In support of this position we are cited to Davis v. The State, 2 Texas Ct. App., 425, and Craddock v. The State, 18 Texas Ct. App., 567. Neither of these cases, we think, sustains or is applicable to the proposition here contended for. The local option law was enacted under a mandatory provision of our Constitution. (Const., art. XVI, sec. 20.) While the law in one sense may be said to be a general statute, still in its operation it is confined to localities which may adopt it, and in this sense it is a special statute (Donaldson v. The State, 15 Texas Ct. App., 25), and must, we think, be given the effect of a special statute, and be held to set aside, and, during its operation, repeal all laws and regulations in conflict with it.

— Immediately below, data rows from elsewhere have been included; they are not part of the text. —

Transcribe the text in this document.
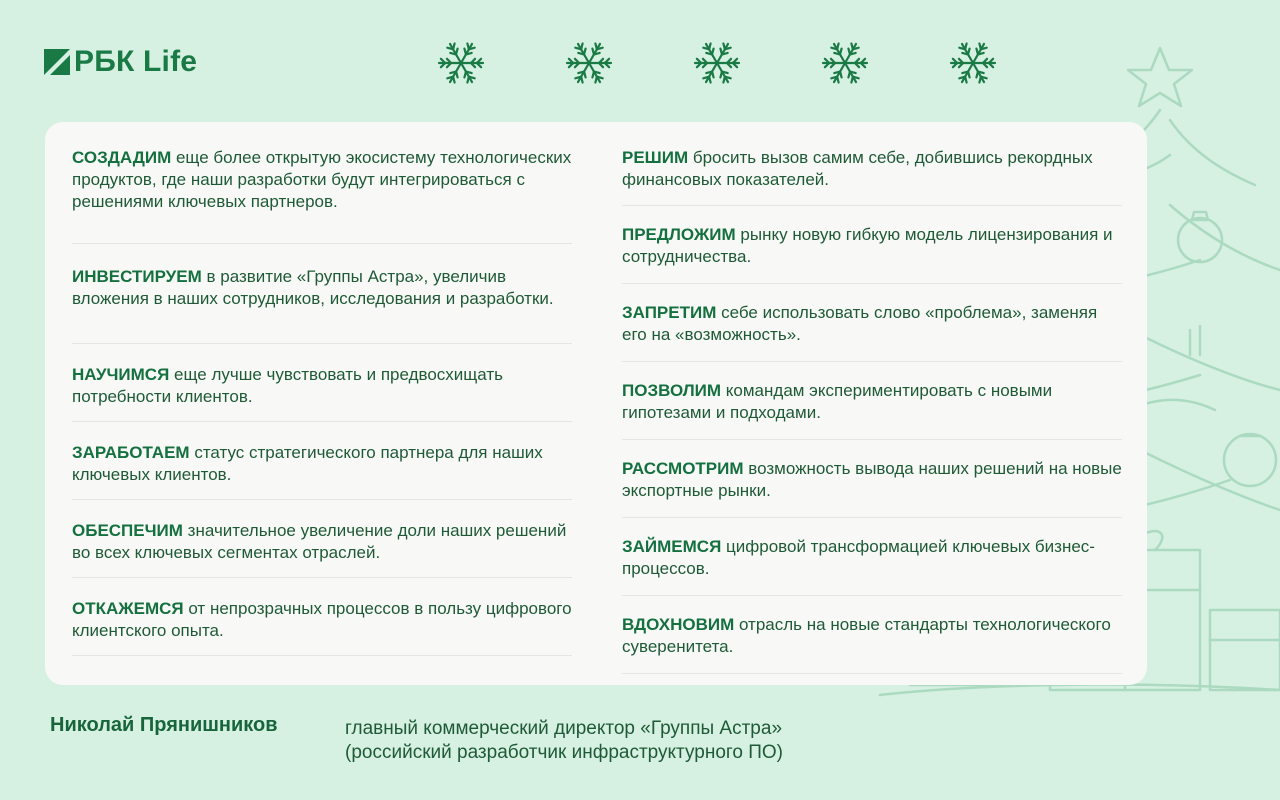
РБК Life
СОЗДАДИМ еще более открытую экосистему технологических продуктов, где наши разработки будут интегрироваться с решениями ключевых партнеров.
ИНВЕСТИРУЕМ в развитие «Группы Астра», увеличив вложения в наших сотрудников, исследования и разработки.
НАУЧИМСЯ еще лучше чувствовать и предвосхищать потребности клиентов.
ЗАРАБОТАЕМ статус стратегического партнера для наших ключевых клиентов.
ОБЕСПЕЧИМ значительное увеличение доли наших решений во всех ключевых сегментах отраслей.
ОТКАЖЕМСЯ от непрозрачных процессов в пользу цифрового клиентского опыта.
РЕШИМ бросить вызов самим себе, добившись рекордных финансовых показателей.
ПРЕДЛОЖИМ рынку новую гибкую модель лицензирования и сотрудничества.
ЗАПРЕТИМ себе использовать слово «проблема», заменяя его на «возможность».
ПОЗВОЛИМ командам экспериментировать с новыми гипотезами и подходами.
РАССМОТРИМ возможность вывода наших решений на новые экспортные рынки.
ЗАЙМЕМСЯ цифровой трансформацией ключевых бизнес-процессов.
ВДОХНОВИМ отрасль на новые стандарты технологического суверенитета.
Николай Прянишников	главный коммерческий директор «Группы Астра»
(российский разработчик инфраструктурного ПО)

But, even viewing it as a general law, it was unquestionably the intent of the Legislature that it should have the effect, whenever adopted in a particular locality, to prohibit the sale of intoxicating liquors in that locality by any person, without regard to whether such person had been licensed by the State, county, city or town to *299sell. Any other construction of the law would seriously impair its efficacy, and in a great measure defeat the purpose for which it was enacted.
In Rowland & Bro. v. The State, 12 Texas Ct. App., 418, this court held that the Legislature had power by general law to revoke a license for which an antecedent tax had been received by the State. We hold, therefore, that the local' option law having been legally adopted in Milam county, it became operative throughout the county, and upon all persons within said county alike, and had the effect to repeal and abrogate all licenses for the sale of intoxicating liquors granted by said county, or by any city or town within said county.
We find no error in the judgment appealed from, and it is affirmed; and it is further ordered that the appellant pay the costs of this appeal, and the amount of costs due herein to the clerk of this court is fixed at §10.
Affirmed.
[Opinion delivered November 11, 1885.]